James: 02:00:49 Caffeine.
Bryan: 02:00:51 What’s your favorite delivery mechanism?
James: 02:00:53 Uh, just black coffee. Oh, okay. Cause I don’t like, I don’t like, I don’t like dairy and sugar, as I mentioned, I think is bad for you. And I don’t like the taste of coffee either, but I don’t know. Probably, I don’t even know how much coffee helps me anymore. I try to only do like two or three cups, you know, some people do much more, but I don’t know. I have a harder time without coffee, I think. I don’t even know. I have coffee every single day.
Bryan: 02:01:26 Yeah. I don’t know how Tony Robbins does it. No alcohol, no coffee, no meat. And that guy has more energy.

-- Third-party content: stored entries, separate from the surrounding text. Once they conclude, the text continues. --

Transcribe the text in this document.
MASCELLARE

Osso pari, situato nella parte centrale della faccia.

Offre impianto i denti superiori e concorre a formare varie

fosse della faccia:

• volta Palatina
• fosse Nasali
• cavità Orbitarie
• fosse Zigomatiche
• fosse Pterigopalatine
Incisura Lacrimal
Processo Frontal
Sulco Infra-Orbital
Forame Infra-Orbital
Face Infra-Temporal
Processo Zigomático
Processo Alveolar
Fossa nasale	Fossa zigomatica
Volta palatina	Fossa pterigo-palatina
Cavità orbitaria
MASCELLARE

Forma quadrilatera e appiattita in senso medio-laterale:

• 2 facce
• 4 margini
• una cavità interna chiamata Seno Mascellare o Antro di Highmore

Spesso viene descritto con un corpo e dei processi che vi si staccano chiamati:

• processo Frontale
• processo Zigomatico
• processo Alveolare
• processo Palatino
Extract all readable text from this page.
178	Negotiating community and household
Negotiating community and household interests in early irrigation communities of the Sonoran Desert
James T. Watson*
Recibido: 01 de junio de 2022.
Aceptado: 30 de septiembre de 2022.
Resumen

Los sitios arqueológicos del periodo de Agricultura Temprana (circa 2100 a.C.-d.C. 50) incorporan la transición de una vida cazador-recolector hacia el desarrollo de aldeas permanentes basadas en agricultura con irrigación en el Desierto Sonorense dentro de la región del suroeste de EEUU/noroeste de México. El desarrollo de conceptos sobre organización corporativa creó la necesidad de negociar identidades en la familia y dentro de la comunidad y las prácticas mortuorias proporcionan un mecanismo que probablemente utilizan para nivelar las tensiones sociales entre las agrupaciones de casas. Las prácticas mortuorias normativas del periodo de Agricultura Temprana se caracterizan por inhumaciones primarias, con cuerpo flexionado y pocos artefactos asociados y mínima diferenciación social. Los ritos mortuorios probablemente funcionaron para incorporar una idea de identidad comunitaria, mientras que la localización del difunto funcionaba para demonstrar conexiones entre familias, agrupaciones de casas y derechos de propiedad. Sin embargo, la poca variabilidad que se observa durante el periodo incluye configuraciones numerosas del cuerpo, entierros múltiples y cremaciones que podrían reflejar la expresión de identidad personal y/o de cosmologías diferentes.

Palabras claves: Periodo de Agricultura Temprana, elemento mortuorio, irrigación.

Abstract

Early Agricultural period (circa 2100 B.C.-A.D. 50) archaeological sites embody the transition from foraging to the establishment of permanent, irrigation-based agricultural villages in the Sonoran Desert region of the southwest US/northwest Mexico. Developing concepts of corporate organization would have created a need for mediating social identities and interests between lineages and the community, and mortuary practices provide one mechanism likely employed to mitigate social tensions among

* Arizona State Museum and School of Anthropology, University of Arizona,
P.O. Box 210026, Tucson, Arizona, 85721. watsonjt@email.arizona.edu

James: 02:01:32 I know a, yeah, I know a lot of people like that and, and the, they do a lot of like green juices and stuff. I think that’s, everybody’s got their thing.
Bryan: 02:01:39 Yeah. So what, um, when you write music or no music.
James: 02:01:44 No music. I don’t want any, just, I don’t want any distractions. Now I will sometimes write in a cafe, but though that’s not distracting cause I’ll tune out all the people talking. But music is, you can’t tune out. Uh, so music, I like to just listen to because I like listening to music, not because it helps my writing.
Bryan: 02:02:07 Yeah. What technology do you find indispensable as a writer? Um, I mean the Word Processor obviously. Right? Is there any other apps or devices or.
James: 02:02:19 No. Zero.
Bryan: 02:02:20 Okay, well that was easy. What’s the best money you’ve ever spent as a writer?
James: 02:02:25 Uh, getting a professional cover designed.
Bryan: 02:02:31 So how’d you go about finding the designer and how did you make, how did you ensure that it worked well for you?
James: 02:02:36 I mean, I really interviewed lots of designers and I also tried to find designers who had previously designed bestselling books. Uh, you know, a book you, you don’t know if you’re going to like a book. When you walk into the, you see when you walk into the bookstore, there’s 10,000 books. So you want your, if you write a book, you want your book to look like the sort of book that is on the table with the bestselling books. That’s, that’s the best thing you can do to attract the first few seconds of attention. And that’s the most important seconds. So they’re not reading the book. They might not even see the title of the book because they’re from a distance. You just want your books to look like it belongs on the bestseller table.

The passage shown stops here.